Finally, a review for you. This is one of the few novels by Beryl that I hadn’t read.
Bainbridge’s eighteenth and final novel was left unfinished, but her great friend and colleague (and later biographer) Brendan King tidied it up from the notes she gave him. Like all of her later work, it was based on the grain of a true story – that of Senator Robert Kennedy’s murder, and the presence of a mysterious girl in a black and white polka dot dress, (I don’t believe it was ever proven who this apocryphal girl was, they say she may have hypnotised Sirhan Sirhan who fired the shots, but there are plenty of conspiracy theories, natch). It also returned to the autofiction that fuelled her earlier novels, which as her last novel feels particularly apt.

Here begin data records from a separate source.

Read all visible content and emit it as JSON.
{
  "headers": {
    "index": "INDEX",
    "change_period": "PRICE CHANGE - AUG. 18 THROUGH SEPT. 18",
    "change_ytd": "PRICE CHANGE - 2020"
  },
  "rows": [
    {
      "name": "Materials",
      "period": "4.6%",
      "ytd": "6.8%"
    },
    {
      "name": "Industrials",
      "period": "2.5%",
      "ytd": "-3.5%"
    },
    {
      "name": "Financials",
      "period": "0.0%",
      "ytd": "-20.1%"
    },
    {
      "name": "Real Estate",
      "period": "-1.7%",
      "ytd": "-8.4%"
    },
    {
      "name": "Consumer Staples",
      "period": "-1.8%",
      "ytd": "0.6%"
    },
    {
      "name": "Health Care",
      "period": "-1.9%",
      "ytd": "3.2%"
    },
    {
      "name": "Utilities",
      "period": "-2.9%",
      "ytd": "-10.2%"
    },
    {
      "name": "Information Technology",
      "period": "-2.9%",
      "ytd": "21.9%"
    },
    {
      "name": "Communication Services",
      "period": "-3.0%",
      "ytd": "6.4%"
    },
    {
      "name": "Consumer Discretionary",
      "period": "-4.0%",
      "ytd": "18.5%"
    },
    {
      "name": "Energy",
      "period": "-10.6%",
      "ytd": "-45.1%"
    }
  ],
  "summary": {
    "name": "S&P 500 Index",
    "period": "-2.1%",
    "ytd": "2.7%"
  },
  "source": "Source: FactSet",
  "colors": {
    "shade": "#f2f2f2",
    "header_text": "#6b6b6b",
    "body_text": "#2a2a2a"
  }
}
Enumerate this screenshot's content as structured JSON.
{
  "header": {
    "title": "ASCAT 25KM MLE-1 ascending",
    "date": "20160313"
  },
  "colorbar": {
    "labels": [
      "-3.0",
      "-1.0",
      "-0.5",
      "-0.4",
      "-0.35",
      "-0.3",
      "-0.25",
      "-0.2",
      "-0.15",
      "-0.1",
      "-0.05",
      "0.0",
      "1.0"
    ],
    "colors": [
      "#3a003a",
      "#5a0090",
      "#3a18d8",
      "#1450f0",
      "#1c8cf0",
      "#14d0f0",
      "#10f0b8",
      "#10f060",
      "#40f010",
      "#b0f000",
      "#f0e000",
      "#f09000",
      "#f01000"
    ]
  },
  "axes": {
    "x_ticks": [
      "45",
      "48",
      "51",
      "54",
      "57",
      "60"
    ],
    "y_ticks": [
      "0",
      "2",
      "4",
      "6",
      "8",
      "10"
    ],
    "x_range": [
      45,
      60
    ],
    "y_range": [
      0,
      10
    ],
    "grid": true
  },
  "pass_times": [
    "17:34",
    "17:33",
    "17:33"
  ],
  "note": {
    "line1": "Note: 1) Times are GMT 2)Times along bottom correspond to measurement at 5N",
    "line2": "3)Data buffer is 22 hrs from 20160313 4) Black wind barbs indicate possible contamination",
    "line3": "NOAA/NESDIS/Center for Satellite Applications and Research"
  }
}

Beryl had a relationship with an American man she called ‘Washington Harold’, they had to separate when his return to the USA came due, but in spring 1968 he was planning to relocate from Washington to San Francisco and bought a camper van, and Beryl was going to come to the USA and do the road trip with him. Beryl kept a journal of her three weeks on the road, during which she recounted the Kennedy assassination, got mighty fed up of Harold in the camper’s cramped interior, and fell for his friend Don instead.
She used most of this in the novel, even calling the male protagonist Washington Harold. The main character is Rose, a young woman who sets off from Kentish Town to travel to Baltimore for a three week holiday with a polka dot dress in her suitcase. Harold, whom she met while he was in England, has sent her a one-way plane ticket. Rose, who is not Beryl, is young, damaged and rather detached from life; Harold is her opposite, twitchy and driven.
But what links this disparate pair? It’s the elusive Dr Wheeler, a man that helped Rose out of an awful childhood, whom she wants to meet with again, her guru. Meanwhile Harold has altogether darker reasons for wanting to catch up with him. The only problem is that Dr Wheeler is now part of Robert Kennedy’s campaign team and they’re on the move across America too, in fact it’ll be LA before they can be in the right place at the right time – and you can guess when and where that is…
As they follow the Kennedy campaign from state to state, sometimes they have to sleep together, but back to back for the most part, in the camper. Sometimes they rent a room in a motel to have a bath, although Rose’s personal hygiene habits can be lacking compared to Harold’s more prissy nature. Other times, they stay with acquaintances and contacts of Harold’s who sometimes have some challenging views – remember it’s 1968 and Martin Luther King Jr was murdered not long before the story started.
It’s hard to like either of her protagonists. Harold has murky ulterior motives, Rose is self-centred, often annoying, and generally detached from things that don’t interest her. When she is intrigued by something she lights up, as when she finds a firearm shop, and she compares being able to buy a gun to going to the greengrocer for carrots and turnips. Bainbridge deliberately keeps things rather foggy, we only get hints of both of their previous histories, a little more of Rose’s perhaps – who had had some bad experiences. King has left the ending deliberately murky which is quite thought-provoking in its way. The inclusion of a newspaper cutting from after the assassination at the end of the book detailing one witness’s testimony about the girl just added to my by now racing thoughts about the novel, and I was driven to explore those final events a little. It is, of course, only a ‘what if’ scenario.
The book’s vagueness, which I often don’t get on with (cf: Study for Obedience), was made compelling by the narrative drive (pun intended) of the road trip. Like Wily Coyote who never catches the Roadrunner, we wonder if they ever will catch up with Dr Wheeler, while simultaneously knowing that the novel requires some kind closure in this respect – or does it?
With relief, I ended up rather enjoying it. It has all of Bainbridge’s quirks and wit, comic situations while being very dark underneath, but suffused with that air of distance she often imbued her female protagonists with. I was left with many questions, wishing we’d got to find out more about Dr Wheeler. Above all though, having referred to Brendan King’s thick biography of Beryl, Love by All Sorts of Means, to find out more about Beryl’s road-trip, it has reminded me that I must read it properly!
I read the hardback which just creeps in at under 200 pages of text so it qualifies for #NovNov23 Novellas in November too, (although the paperback is listed at 227 pages).